Yet Another One
Posted on Wed Mar 26th 2003 at 11:00 AM by Eric
This morning brought us another ram lamb from Venus (WDT24), another of our yearling does. This time, fortunately, mom is being quite attentive.
This morning brought us another ram lamb from Venus (WDT24), another of our yearling does. This time, fortunately, mom is being quite attentive.
It was a busy weekend. On Sunday morning March 23rd we discovered a brand new lamb with the flock. Once again, it was being ignored by it’s dam, Lucky (WDT21). Lucky is a first-timer and it has been almost two months since there were any newborns with the flock so we guess that she simply did not know what to do with it. Later in the day we were able to catch the dam and milk some colostrum out of her for the wee one (named Bandit due to his facial markings.) in this picture he is on the right at two days old; that’s Li’l Dill on the left, his three week old half brother.
On Sunday afternoon we set up a temporary crowding pen and separated all the lambs from the flock. The lambs are from 42 to 53 days old and we believe they are ready for weaning. Here they are in the barn with our oldest bottle lambs, waiting for their hay and grain. There are three ewes and four rams. We have agreements to sell the three ewes and Spotswood, the bottle ram, as breeding stock, leaving us with three pasture ram lambs and two bottle ram lambs available for sale.
The snow is finally melted enough that we were able to get the kids and the two bottle lambs into an outside pen to frolic in the sun. The lambs have really grown! The lambs are going to stay in this pen for awhile so we had room in the barn to move our five-day old bottle lamb out of the kitchen. Our plan at the moment is to put the kids out during the day and milk their moms in the evening, then let the kids be with mom overnight to nurse.
Plum had a single female kid this afternoon around 2:30. By the way, Sorghum’s week-olds are one male, one female, giving us a total of five females and two males. That may be the last of kidding for this season, but we have two younger does who may have settled. Guess we’ll just wait and see. Eric disbudded (dehorned) five of the kids today, a most unpleasant farm task. If you are interested in the technique, Fias Co Farm has a good page about it.
… Another bottle lamb. Yesterday at the evening flock inspection we discovered another new little lamb away from the rest of the flock. We tried placing him where the rest of the flock was hanging out, but the mom, Lilly (WDT14), one of the younger ewes we purchased last year, had not bonded with him and was ignoring him. Since it was late, and cold rains were predicted we had no choice but to bring him inside. So, just when we have gotten the first bottle twins down to 3 bottles a day, we are back to six a day with this new one! Knock wood, after his first twelve hours on this earth he seems to be doing fine; we have him in a pet carrier next to the woodstove. In four days we can shift him to four bottles a day and at that point we will move him to the barn. The snow has been melting slowly and the path to the barn is a muddy icy mess and we just cannot see a 3 a.m. bottle trip to barn when the same trip can be made to the kitchen! Keep your fingers crossed.

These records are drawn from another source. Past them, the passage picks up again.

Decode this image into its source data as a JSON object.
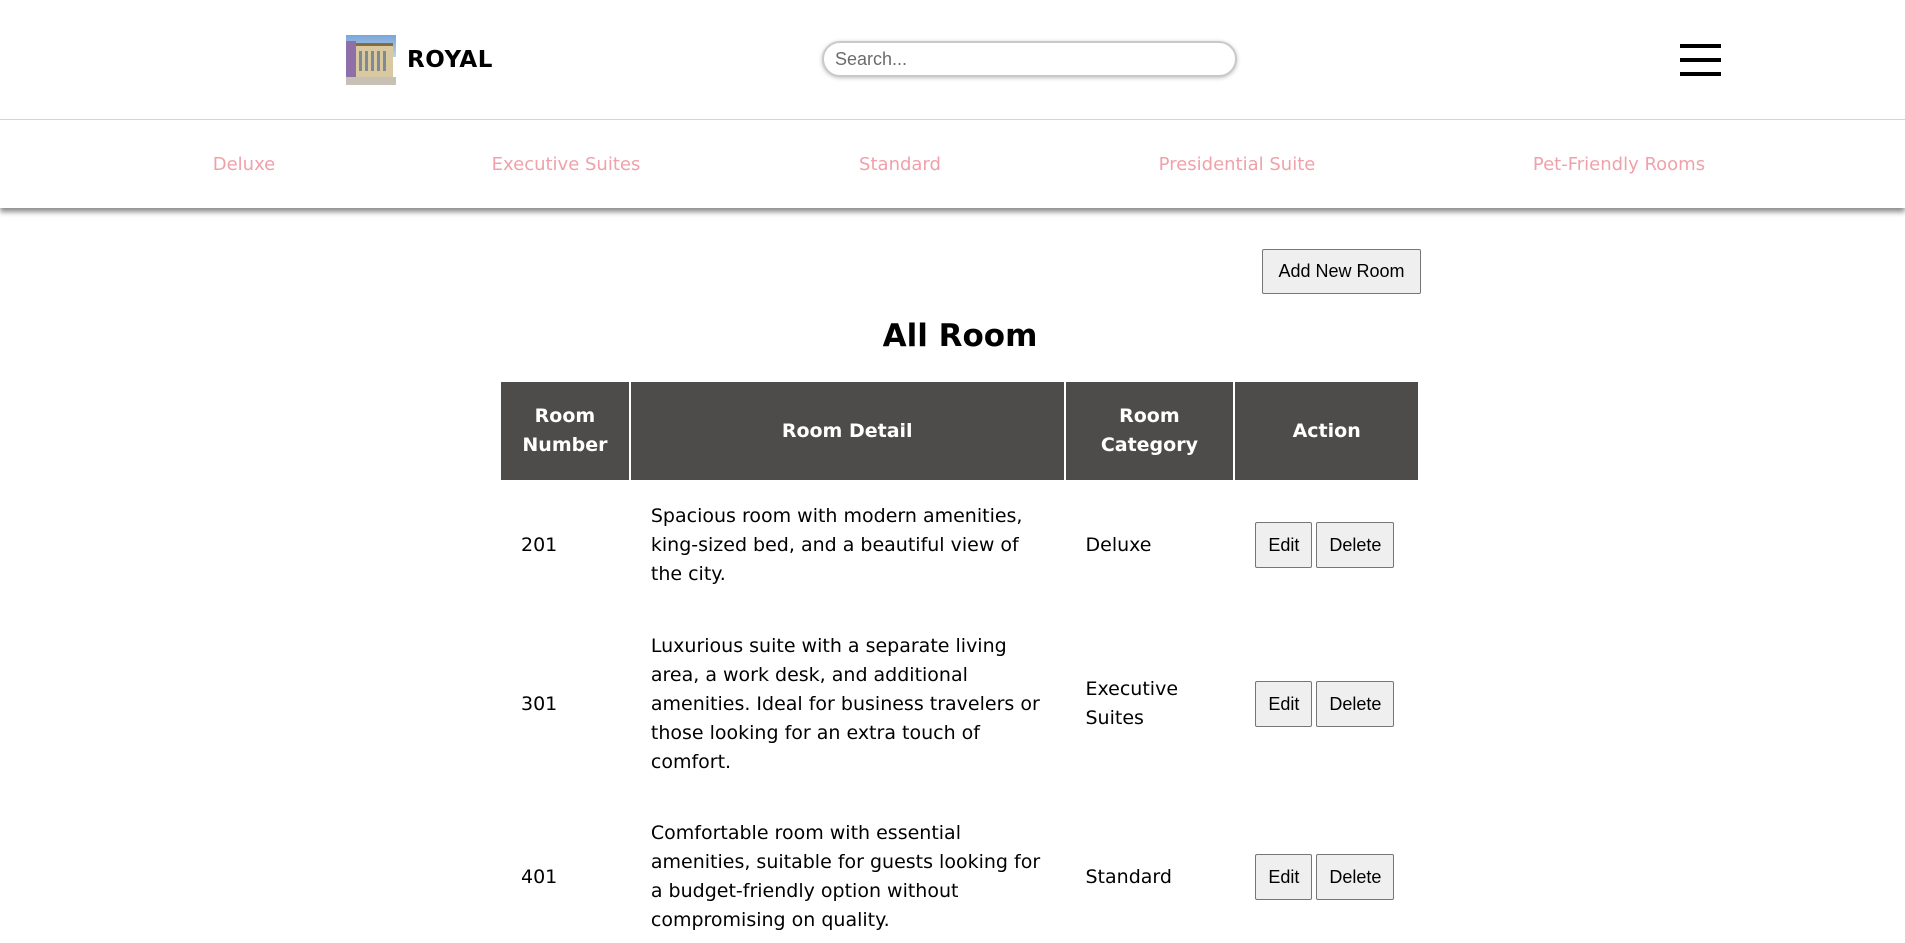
{
  "header": {
    "brand": "ROYAL",
    "search_placeholder": "Search..."
  },
  "categories": [
    "Deluxe",
    "Executive Suites",
    "Standard",
    "Presidential Suite",
    "Pet-Friendly Rooms"
  ],
  "main": {
    "add_button": "Add New Room",
    "title": "All Room",
    "columns": [
      "Room Number",
      "Room Detail",
      "Room Category",
      "Action"
    ],
    "rows": [
      {
        "number": "201",
        "detail": "Spacious room with modern amenities, king-sized bed, and a beautiful view of the city.",
        "category": "Deluxe",
        "edit": "Edit",
        "delete": "Delete"
      },
      {
        "number": "301",
        "detail": "Luxurious suite with a separate living area, a work desk, and additional amenities. Ideal for business travelers or those looking for an extra touch of comfort.",
        "category": "Executive Suites",
        "edit": "Edit",
        "delete": "Delete"
      },
      {
        "number": "401",
        "detail": "Comfortable room with essential amenities, suitable for guests looking for a budget-friendly option without compromising on quality.",
        "category": "Standard",
        "edit": "Edit",
        "delete": "Delete"
      }
    ]
  },
  "colors": {
    "header_bg": "#4e4b4b",
    "category_link": "#f0a1a9"
  }
}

Prongs had one kid late last night, right after we had managed to remove Pistol Pete from her stall back to the still very snowy pasture. That brings our current kid count to six.
Sorghum keeps a wary eye on one of Glory’s kids as hers get a little nosh. Being a first time mom, Sorghum is more nervous than Glory about keeping her kids apart from Glory’s.
Sorghum kidded about an hour ago. Here is the first one, Sorghum is busy cleaning the second. We’ll go a gender ID in a bit when we bring Sorghum her reward: a pail of warm water with molasses. That’s the good news. The bad news is that we lost one of Nellie’s little ones yesterday. She was lying off by herself and we could not get her to drink any milk.
Nellie had her fist set of twins yesterday around 3 p.m., both females. First Glory, now Nellie. Sorghum will be next, we think, but then again we thought she would be first!